After first considering a location in Maywood, his group turned to the shuttered H. McNelty School in Melrose Park. First Baptist Church in Melrose Park opened the K-12, private school in the early 2000s but was forced to close in June 2008 because of low enrollment. About 200 students were enrolled at that time. Located at 2100 Main St., Conway believes it’s an ideal place for his charter school, which will serve students from School District 89, which includes Maywood and Melrose Park. But Conway’s group doesn’t have the $5 million he says is needed to buy the property, which covers 90,000 square feet. They’re currently exploring ways to lease the building, but with an option to purchase it later.

The group first needs a location for their students before the state grants them their charter status, said Conway. The charter school would be called Imagine, reflecting the need for students to see themselves beyond where they are now, said Conway.

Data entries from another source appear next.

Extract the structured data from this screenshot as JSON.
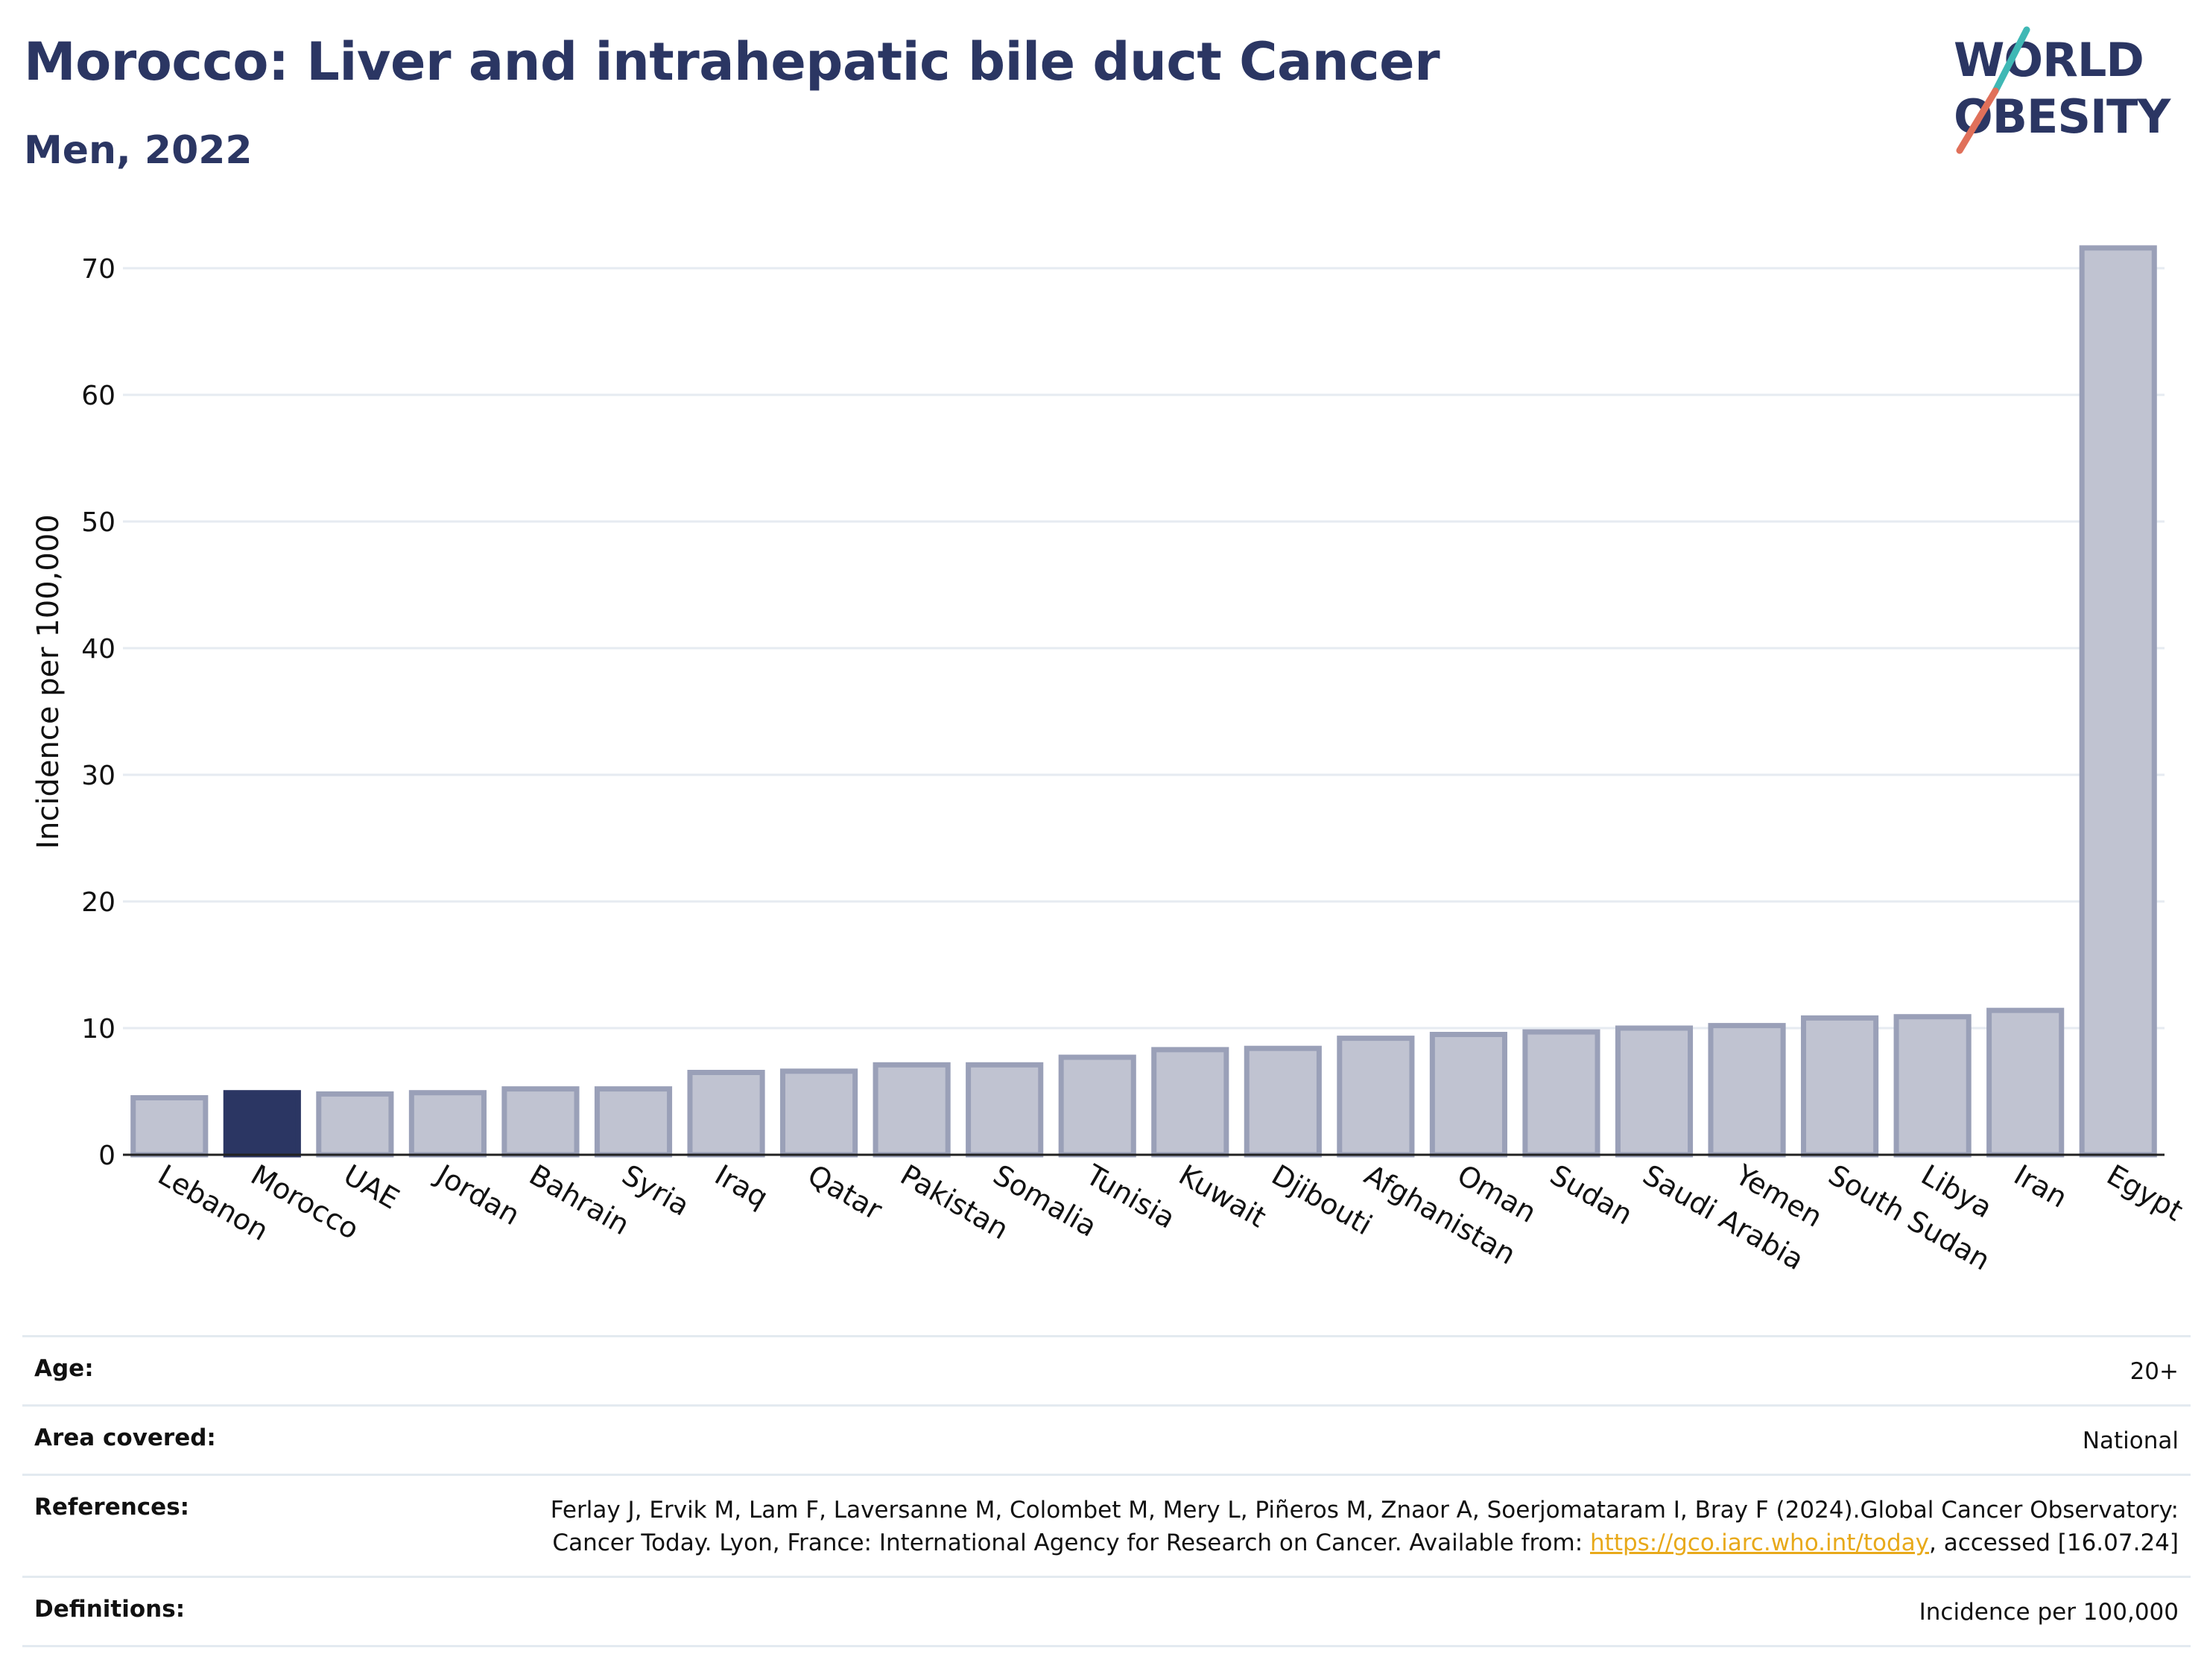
{
  "header": {
    "title": "Morocco: Liver and intrahepatic bile duct Cancer",
    "subtitle": "Men, 2022"
  },
  "logo": {
    "line1": "WORLD",
    "line2": "OBESITY",
    "colors": {
      "text": "#2b3663",
      "slash_top": "#3fb8b5",
      "slash_bottom": "#e0705a"
    }
  },
  "colors": {
    "highlight": "#2b3663",
    "bar_fill": "#c0c3d1",
    "bar_stroke": "#9aa0b8",
    "grid": "#e6ebf1"
  },
  "chart_data": {
    "type": "bar",
    "ylabel": "Incidence per 100,000",
    "ylim": [
      0,
      75
    ],
    "yticks": [
      0,
      10,
      20,
      30,
      40,
      50,
      60,
      70
    ],
    "grid": true,
    "highlight": "Morocco",
    "categories": [
      "Lebanon",
      "Morocco",
      "UAE",
      "Jordan",
      "Bahrain",
      "Syria",
      "Iraq",
      "Qatar",
      "Pakistan",
      "Somalia",
      "Tunisia",
      "Kuwait",
      "Djibouti",
      "Afghanistan",
      "Oman",
      "Sudan",
      "Saudi Arabia",
      "Yemen",
      "South Sudan",
      "Libya",
      "Iran",
      "Egypt"
    ],
    "values": [
      4.5,
      4.9,
      4.8,
      4.9,
      5.2,
      5.2,
      6.5,
      6.6,
      7.1,
      7.1,
      7.7,
      8.3,
      8.4,
      9.2,
      9.5,
      9.7,
      10.0,
      10.2,
      10.8,
      10.9,
      11.4,
      71.6
    ]
  },
  "meta": {
    "age_label": "Age:",
    "age_value": "20+",
    "area_label": "Area covered:",
    "area_value": "National",
    "references_label": "References:",
    "references_pre": "Ferlay J, Ervik M, Lam F, Laversanne M, Colombet M, Mery L, Piñeros M, Znaor A, Soerjomataram I, Bray F (2024).Global Cancer Observatory: Cancer Today. Lyon, France: International Agency for Research on Cancer. Available from: ",
    "references_link": "https://gco.iarc.who.int/today",
    "references_post": ", accessed [16.07.24]",
    "definitions_label": "Definitions:",
    "definitions_value": "Incidence per 100,000"
  }
}
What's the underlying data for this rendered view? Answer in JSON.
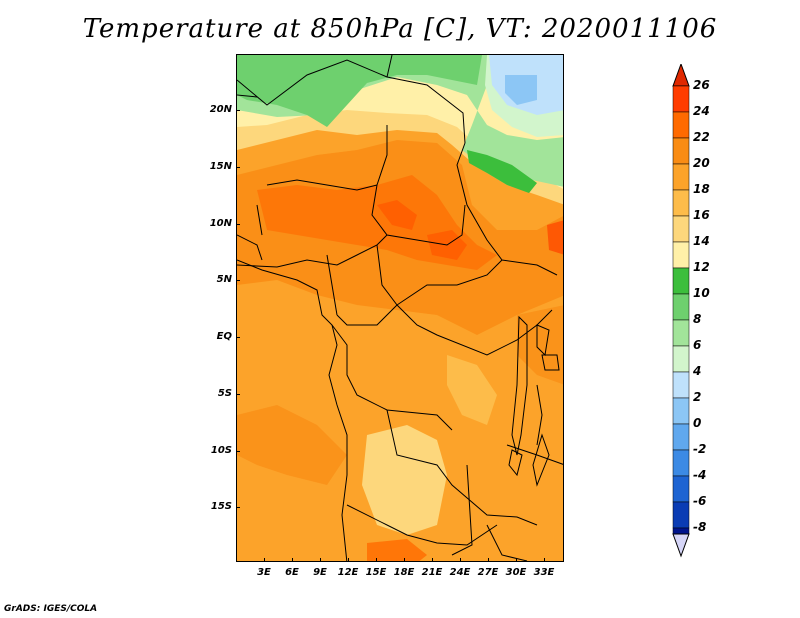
{
  "title": "Temperature at 850hPa [C], VT: 2020011106",
  "credit": "GrADS: IGES/COLA",
  "lat_labels": [
    "20N",
    "15N",
    "10N",
    "5N",
    "EQ",
    "5S",
    "10S",
    "15S"
  ],
  "lon_labels": [
    "3E",
    "6E",
    "9E",
    "12E",
    "15E",
    "18E",
    "21E",
    "24E",
    "27E",
    "30E",
    "33E"
  ],
  "colorbar": {
    "labels": [
      "26",
      "24",
      "22",
      "20",
      "18",
      "16",
      "14",
      "12",
      "10",
      "8",
      "6",
      "4",
      "2",
      "0",
      "-2",
      "-4",
      "-6",
      "-8"
    ],
    "colors": [
      "#ff3c00",
      "#ff6a00",
      "#f98c14",
      "#fca32a",
      "#fdbc4a",
      "#fdd77c",
      "#fff0a8",
      "#3cbe3c",
      "#6ed06e",
      "#a2e49a",
      "#d2f5cc",
      "#bfe1fb",
      "#8cc6f5",
      "#60a8ee",
      "#3c8ae4",
      "#1e64d2",
      "#0a3cb4",
      "#00148c"
    ],
    "top_arrow_color": "#e02800",
    "bottom_arrow_color": "#d6d6f8"
  },
  "chart_data": {
    "type": "heatmap",
    "title": "Temperature at 850hPa [C], VT: 2020011106",
    "variable": "Temperature at 850hPa",
    "units": "C",
    "valid_time": "2020011106",
    "lon_range": [
      0,
      35
    ],
    "lat_range": [
      -20,
      24
    ],
    "x_ticks": [
      "3E",
      "6E",
      "9E",
      "12E",
      "15E",
      "18E",
      "21E",
      "24E",
      "27E",
      "30E",
      "33E"
    ],
    "y_ticks": [
      "20N",
      "15N",
      "10N",
      "5N",
      "EQ",
      "5S",
      "10S",
      "15S"
    ],
    "contour_levels": [
      -8,
      -6,
      -4,
      -2,
      0,
      2,
      4,
      6,
      8,
      10,
      12,
      14,
      16,
      18,
      20,
      22,
      24,
      26
    ]
  }
}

Currently, Conway’s church, Neighborhood United Methodist, has an after-school tutoring program. Launched in 2003, volunteers tutor about 20 students in grades 3-8 during the school year. After listening to Feinberg, Conway thought of serving more students by opening a charter school. He reached out to KIPP, which has more than 60 schools nationwide, including KIPP Ascend on the city’s West Side, about expanding to Maywood. KIPP though has changed its focus to adding high schools to its network of mostly elementary charter schools.

Conway then decided to move forward with opening the school independently. “It was just an easy thing to say, ‘Hey, let’s open a charter school. We can reach more kids,'” he said.

Another motivation for Conway, he noted, is the dire condition many at-risk minority children are in-living in communities with under-funded schools, crime-ridden neighborhoods and absentee parents. Educators relate such conditions to the “school-to-prison pipeline,” where at-risk minority students are likely to end up in the U.S. prison system versus college.

According to a 2008 study by the Pew Center, one in every 100 adults is currently in a U.S. prison or jail. For some groups the numbers are more troubling. Among black men 20 to 34 years of age, one in nine are incarcerated versus one in 30 for white men. And according to the report, between 1987 and 2007, the amount of money states spent on corrections more than doubled while spending in higher education remained moderate.

Conway noted other statistics showing that in Illinois and other states, taxpayers are spending more to put someone behind bars than sending them to college. A father of three and native of Chicago’s South Side, Conway said he wants to change those trends. He also wants to offer other children the same opportunities his kids had growing up in Oak Park and River Forest.

“We’re in a dire need to do something different,” he said.